Source: https://www.futura-sciences.com/tech/breves/drone-soldes-hiver-drone-eachine-camera-hd-moins-70-3619/
You took some time to search on the internet and you found a bunch of ideas:
· Get more data: Get more drone pictures
· Get diverse pictures of the drone: from different angles and positions.
· Increase the number of epochs
· Try a bigger neural network, with more layers and parameters
· Try a smaller neural network
· Try Data augmentation techniques
· Try adding regularization (such as L2 regularization)
All these solutions are fine, but the challenge here is which direction you should go for that will help you to succeed. If you had the wrong choice, you’ll waste a lot of time and energy. So, how do you proceed?
Choose dev and test sets to reflect data you expect to get in the future and want to do well on
It is common to use a random 70%/30% split to form your training and test data. But it’s not that simple. You should make sure that your test data shouldn’t be that different from the future data of your application.
If you don’t have the application ready right now, you might not be able to get the exact data that can reflects what you need to focus on in the future. For example, you might search for images that was taken of drones by other people’s phone or you can take a couple of pictures yourself and update your dataset.
So my general advice to you is: Try to pick test examples that will reflect what you want to perform well on rather than whatever data you happen to have for training.
Focus on a single-number evaluation metric
Instead of distracting yourself with the model parameters, the choice of features and the algorithm architecture, it’s better to have a single-number evaluation metric such as accuracy that can allows you to compare your models according to their performance on that metric, and quickly decide what is working best.

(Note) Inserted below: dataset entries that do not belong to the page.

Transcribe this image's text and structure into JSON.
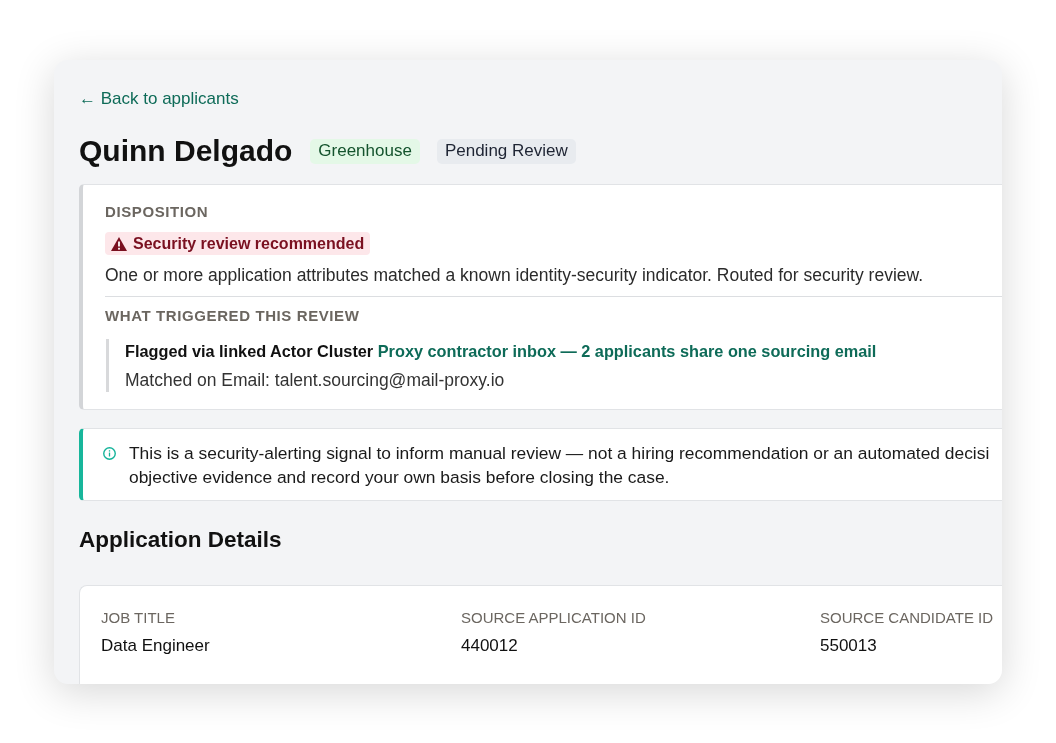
{
  "back_link": {
    "label": "← Back to applicants"
  },
  "applicant": {
    "name": "Quinn Delgado",
    "badges": [
      {
        "label": "Greenhouse",
        "kind": "source"
      },
      {
        "label": "Pending Review",
        "kind": "status"
      }
    ]
  },
  "disposition": {
    "heading": "DISPOSITION",
    "verdict": {
      "label": "Security review recommended",
      "kind": "warning"
    },
    "description": "One or more application attributes matched a known identity-security indicator. Routed for security review.",
    "trigger_heading": "WHAT TRIGGERED THIS REVIEW",
    "trigger": {
      "prefix": "Flagged via linked Actor Cluster",
      "link": "Proxy contractor inbox — 2 applicants share one sourcing email",
      "match": "Matched on Email: talent.sourcing@mail-proxy.io"
    }
  },
  "notice": {
    "kind": "info",
    "lines": [
      "This is a security-alerting signal to inform manual review — not a hiring recommendation or an automated decisi",
      "objective evidence and record your own basis before closing the case."
    ]
  },
  "details": {
    "title": "Application Details",
    "fields": [
      {
        "label": "JOB TITLE",
        "value": "Data Engineer"
      },
      {
        "label": "SOURCE APPLICATION ID",
        "value": "440012"
      },
      {
        "label": "SOURCE CANDIDATE ID",
        "value": "550013"
      }
    ]
  }
}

If you’re interested in both Precision and Recall, you can compute F1 score, which is a modified way of computing their average.
Start small
Instead of overthinking it, it’s better to just have a basic train/test sets and an initial metric quickly. Even if that sounds imperfect, but this will help you get going quickly. Along the development, based on the first results, you can adapt your initial train/test set or metric. Machine learning is a highly iterative process: You may try many dozens of ideas before finding one that you’re satisfied with.

Source : https://blog.floydhub.com/structuring-and-planning-your-machine-learning-project/
Choose the size of the train/test sets wisely
Remember that your train set should be large enough to detect meaningful changes in the accuracy of your algorithm, but not necessarily much larger. Your test set should be big enough to give you a confident estimate of the final performance of your system.